22.3.16

Cruzei-me com um ex-namorado


Ontem cruzei-me com antigo namorado. Olhando para trás, não posso dizer que ele tenha sido espectacular para mim. Racionalmente devia desejar hemorróidas vitalícias e corrimento peniano a quem acabou uma relação por telefone enquanto estava a caminho de casa dele para irmos ao cinema que ele sugeriu. Não soube ver na altura, mas mais tarde soube ver que nunca gostou de mim. E não se pode obrigar alguém a gostar, não lhe levo a mal. Olhando para trás, fico mais zangada pela fingida enchente de esperanças que me enganou do que com o facto de não se poderem criar sentimentos onde não os há.

E ontem, tantos anos depois, quando ia a sair do ginásio, suada, porca, feia, de fita na cabeça e cabelo colado, deparei-me à porta com uma tempestade de chuva e granizo. Saí junto ao prédio para me proteger da chuva, passei encostada às janelas de vidro que dão para o interior do ginásio, olhei para dentro por acaso e lá estava ele, vestido de fato numa mesa falando com outro homem, este de costas para mim.

O gajo não envelheceu um ano. Nada! Está igual!

Olhei, ele olhou e voltou a virar a cara. Não sei se quis fingir que não me viu ou se viu alguém, uma pessoa, e virou a cara, não percebendo que era eu. É possível.

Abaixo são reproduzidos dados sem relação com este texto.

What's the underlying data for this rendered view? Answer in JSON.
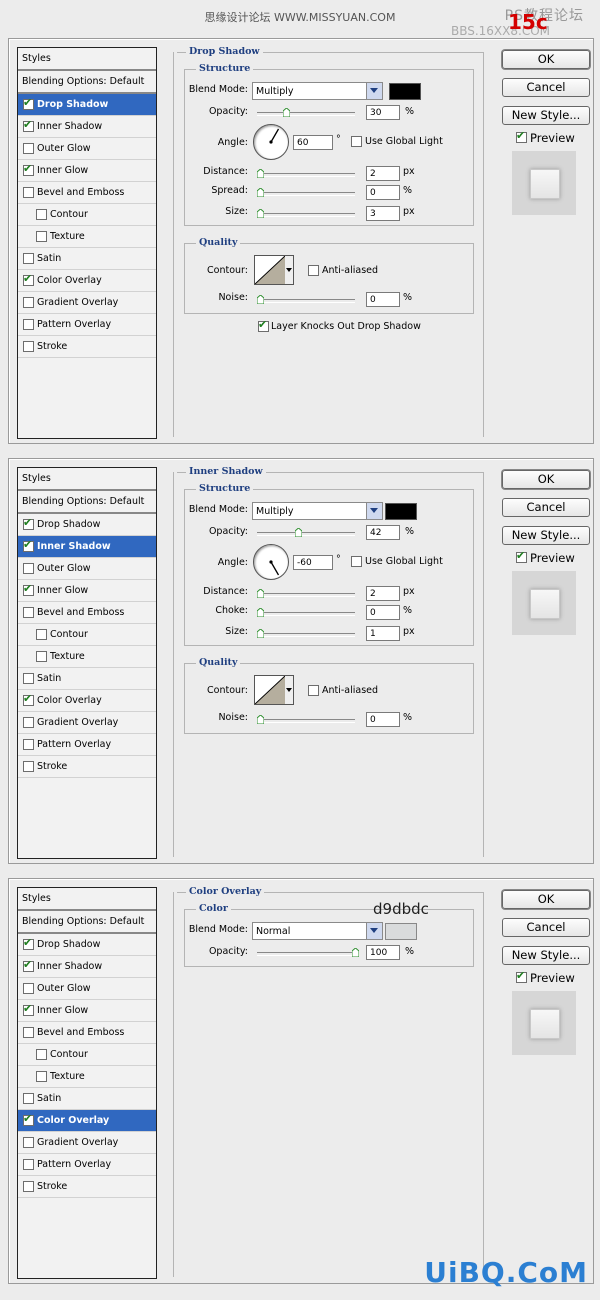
{
  "header": {
    "site_title": "思缘设计论坛 WWW.MISSYUAN.COM",
    "watermark_tr": "PS教程论坛",
    "watermark_tr2": "BBS.16XX8.COM",
    "watermark_num": "15c"
  },
  "styles_list": {
    "header": "Styles",
    "blending_options": "Blending Options: Default",
    "items": [
      "Drop Shadow",
      "Inner Shadow",
      "Outer Glow",
      "Inner Glow",
      "Bevel and Emboss",
      "Contour",
      "Texture",
      "Satin",
      "Color Overlay",
      "Gradient Overlay",
      "Pattern Overlay",
      "Stroke"
    ]
  },
  "buttons": {
    "ok": "OK",
    "cancel": "Cancel",
    "new_style": "New Style...",
    "preview": "Preview"
  },
  "panels": [
    {
      "section": "Drop Shadow",
      "group": "Structure",
      "blend_mode_label": "Blend Mode:",
      "blend_mode": "Multiply",
      "shadow_color": "#000000",
      "opacity_label": "Opacity:",
      "opacity": "30",
      "opacity_pct": 30,
      "angle_label": "Angle:",
      "angle": "60",
      "angle_deg": 60,
      "global_light": "Use Global Light",
      "distance_label": "Distance:",
      "distance": "2",
      "spread_label": "Spread:",
      "spread": "0",
      "size_label": "Size:",
      "size": "3",
      "quality": "Quality",
      "contour_label": "Contour:",
      "anti_aliased": "Anti-aliased",
      "noise_label": "Noise:",
      "noise": "0",
      "knocks_out": "Layer Knocks Out Drop Shadow",
      "px": "px",
      "pct": "%",
      "deg": "°"
    },
    {
      "section": "Inner Shadow",
      "group": "Structure",
      "blend_mode_label": "Blend Mode:",
      "blend_mode": "Multiply",
      "shadow_color": "#000000",
      "opacity_label": "Opacity:",
      "opacity": "42",
      "opacity_pct": 42,
      "angle_label": "Angle:",
      "angle": "-60",
      "angle_deg": -60,
      "global_light": "Use Global Light",
      "distance_label": "Distance:",
      "distance": "2",
      "choke_label": "Choke:",
      "choke": "0",
      "size_label": "Size:",
      "size": "1",
      "quality": "Quality",
      "contour_label": "Contour:",
      "anti_aliased": "Anti-aliased",
      "noise_label": "Noise:",
      "noise": "0",
      "px": "px",
      "pct": "%",
      "deg": "°"
    },
    {
      "section": "Color Overlay",
      "group": "Color",
      "blend_mode_label": "Blend Mode:",
      "blend_mode": "Normal",
      "overlay_color": "#d9dbdc",
      "color_note": "d9dbdc",
      "opacity_label": "Opacity:",
      "opacity": "100",
      "opacity_pct": 100,
      "pct": "%"
    }
  ],
  "footer": {
    "logo": "UiBQ.CoM"
  },
  "colors": {
    "accent": "#3068c0",
    "title_blue": "#1f3f80",
    "logo_blue": "#2b7fd2",
    "watermark_red": "#d40000"
  }
}
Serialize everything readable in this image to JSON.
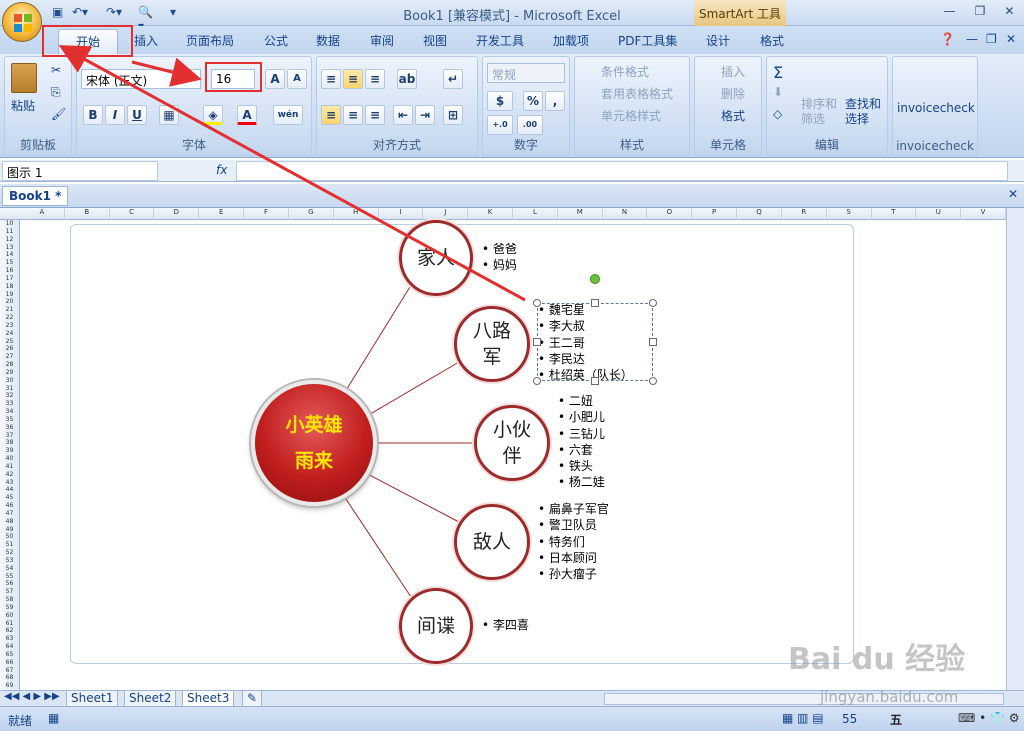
{
  "window": {
    "title": "Book1  [兼容模式] - Microsoft Excel",
    "context_tab": "SmartArt 工具"
  },
  "tabs": [
    "开始",
    "插入",
    "页面布局",
    "公式",
    "数据",
    "审阅",
    "视图",
    "开发工具",
    "加载项",
    "PDF工具集",
    "设计",
    "格式"
  ],
  "ribbon": {
    "clipboard": {
      "paste": "粘贴",
      "label": "剪贴板"
    },
    "font": {
      "name": "宋体 (正文)",
      "size": "16",
      "label": "字体",
      "grow": "A",
      "shrink": "A",
      "bold": "B",
      "italic": "I",
      "underline": "U",
      "color_a": "A",
      "wen": "wén"
    },
    "align": {
      "label": "对齐方式"
    },
    "number": {
      "format": "常规",
      "percent": "%",
      "comma": ",",
      "label": "数字",
      "inc": "+.0 .00",
      "dec": ".00 →.0"
    },
    "styles": {
      "cond": "条件格式",
      "table": "套用表格格式",
      "cell": "单元格样式",
      "label": "样式"
    },
    "cells": {
      "insert": "插入",
      "delete": "删除",
      "format": "格式",
      "label": "单元格"
    },
    "editing": {
      "sum": "Σ",
      "sort": "排序和\n筛选",
      "find": "查找和\n选择",
      "label": "编辑"
    },
    "invoice": {
      "btn": "invoicecheck",
      "label": "invoicecheck"
    }
  },
  "formula_bar": {
    "name_box": "图示  1",
    "fx": "fx",
    "value": ""
  },
  "workbook_tab": "Book1 *",
  "columns": [
    "A",
    "B",
    "C",
    "D",
    "E",
    "F",
    "G",
    "H",
    "I",
    "J",
    "K",
    "L",
    "M",
    "N",
    "O",
    "P",
    "Q",
    "R",
    "S",
    "T",
    "U",
    "V"
  ],
  "rows": [
    "10",
    "11",
    "12",
    "13",
    "14",
    "15",
    "16",
    "17",
    "18",
    "19",
    "20",
    "21",
    "22",
    "23",
    "24",
    "25",
    "26",
    "27",
    "28",
    "29",
    "30",
    "31",
    "32",
    "33",
    "34",
    "35",
    "36",
    "37",
    "38",
    "39",
    "40",
    "41",
    "42",
    "43",
    "44",
    "45",
    "46",
    "47",
    "48",
    "49",
    "50",
    "51",
    "52",
    "53",
    "54",
    "55",
    "56",
    "57",
    "58",
    "59",
    "60",
    "61",
    "62",
    "63",
    "64",
    "65",
    "66",
    "67",
    "68",
    "69"
  ],
  "smartart": {
    "center": {
      "line1": "小英雄",
      "line2": "雨来"
    },
    "nodes": [
      {
        "label": "家人",
        "items": [
          "爸爸",
          "妈妈"
        ]
      },
      {
        "label1": "八路",
        "label2": "军",
        "items": [
          "魏宅星",
          "李大叔",
          "王二哥",
          "李民达",
          "杜绍英（队长）"
        ]
      },
      {
        "label1": "小伙",
        "label2": "伴",
        "items": [
          "二妞",
          "小肥儿",
          "三钻儿",
          "六套",
          "铁头",
          "杨二娃"
        ]
      },
      {
        "label": "敌人",
        "items": [
          "扁鼻子军官",
          "警卫队员",
          "特务们",
          "日本顾问",
          "孙大瘤子"
        ]
      },
      {
        "label": "间谍",
        "items": [
          "李四喜"
        ]
      }
    ]
  },
  "sheets": [
    "Sheet1",
    "Sheet2",
    "Sheet3"
  ],
  "status": {
    "ready": "就绪",
    "zoom": "55",
    "ime": "五"
  },
  "watermark": {
    "text": "Bai du 经验",
    "url": "jingyan.baidu.com"
  },
  "colors": {
    "accent_red": "#e23030",
    "node_border": "#9c2b2b",
    "center_text": "#ffe600"
  }
}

Ao olhar, depois de constatar que não havia uma ruga ou uma pele pior a somar idade, pensei com surpresa: "olha quem é!". Noutros tempos haviam de me tremer as pernas dos nervos, o coração disparava ameaçando um enfarte, começava a ficar indisposta e os intestinos a querer mandar a matéria toda para fora. Noutros tempos, imediatamente pegaria no telefone para ligar à Li ou à Kiki em modo parvo-sem-inteligência: "o que é que eu faço??!", esperando das minhas amigas sábias recomendações que seriam altamente bem sucedidas.

Noutros tempos, fugiria dali para me recompor da surpresa e depois de respirar fundo, havia de me colocar a jeito de ser vista e forçar um encontro. Quem saberia o que poderia sair dali? Talvez a surpresa do encontro provocasse uma conversa, depois um telefonema, depois quem sabe um jantar. Bem vistas as coisas, tudo para reatar uma relação que nunca me fez particularmente feliz, mas com a eterna esperança do "agora é que vai ser!". A esperança nunca foi amiga das desilusões amorosas, anda de braço dado com a burrice.

Esquemas e mais esquemas. Depois crescemos. Ou melhor, umas pessoas crescem e aprendem com os erros, outras ficam sempre na mesma. As que crescem, passam a valorizar quem valoriza, deixam de querer apenas agradar para serem o que o esperam delas, passando a ser elas próprias, com todos os defeitos e sem medo de os mostrar.

Tenho pena que não me tenha visto ou fingido que não me viu, gostava mesmo de lhe perguntar o que é feito, onde está a trabalhar, se casou e tem filhos, onde tem andado estes oito ou nove anos em que mais nada soube dele depois de ir trabalhar para a Ásia. Genuinamente, gostava de saber dele e de coração, desejar-lhe que todos os objectivos e ambições se concretizem.

Por mal ou por bem, todos os namorados que me fizeram sofrer trouxeram-me aonde estou: segura de mim, das minhas coisas, dos meus projectos, sem aturar merdas de alma alguma e com uma pessoa que não poderia ter mais a ver comigo. Ah, os trintas são tão melhores que os vintes, somos tão mais sábias.

O sofrimento amoroso pode deixar-nos de rastos. A mim deixou, vezes seguidas. Sempre ouvi dizer que "tudo passa" e estas respostas de suposto conforto caiam-me como tijolos no peito atirados à força bruta. Ninguém percebia como me sentia ou eu não me conseguia explicar. Para mim o mundo tinha acabado, nunca mais ia ser feliz quando, se soubesse, ainda nem sequer tinha encontrado o melhor da felicidade a dois.

É incrível como há pessoas que nos magoaram tanto que depois do tempo passar deixam em nós um que é feito de ti?, acompanhado de um sorriso genuíno, de um conta-me que andas a fazer da vida!, tudo regado a um interesse verdadeiro de saber, de dar dois dedos de conversa e um beijinho.

E depois disso, voltar a casa, àquilo que me preenche e rir no elevador lembrando o que sofri por merdas que não valiam a pena. Tudo passa mesmo. E não só passa como se torna indiferente. Mas leva o seu tempo. Por isso, quando disserem a alguém que um desgosto passa, digam também que o tempo demora, mas é implacável.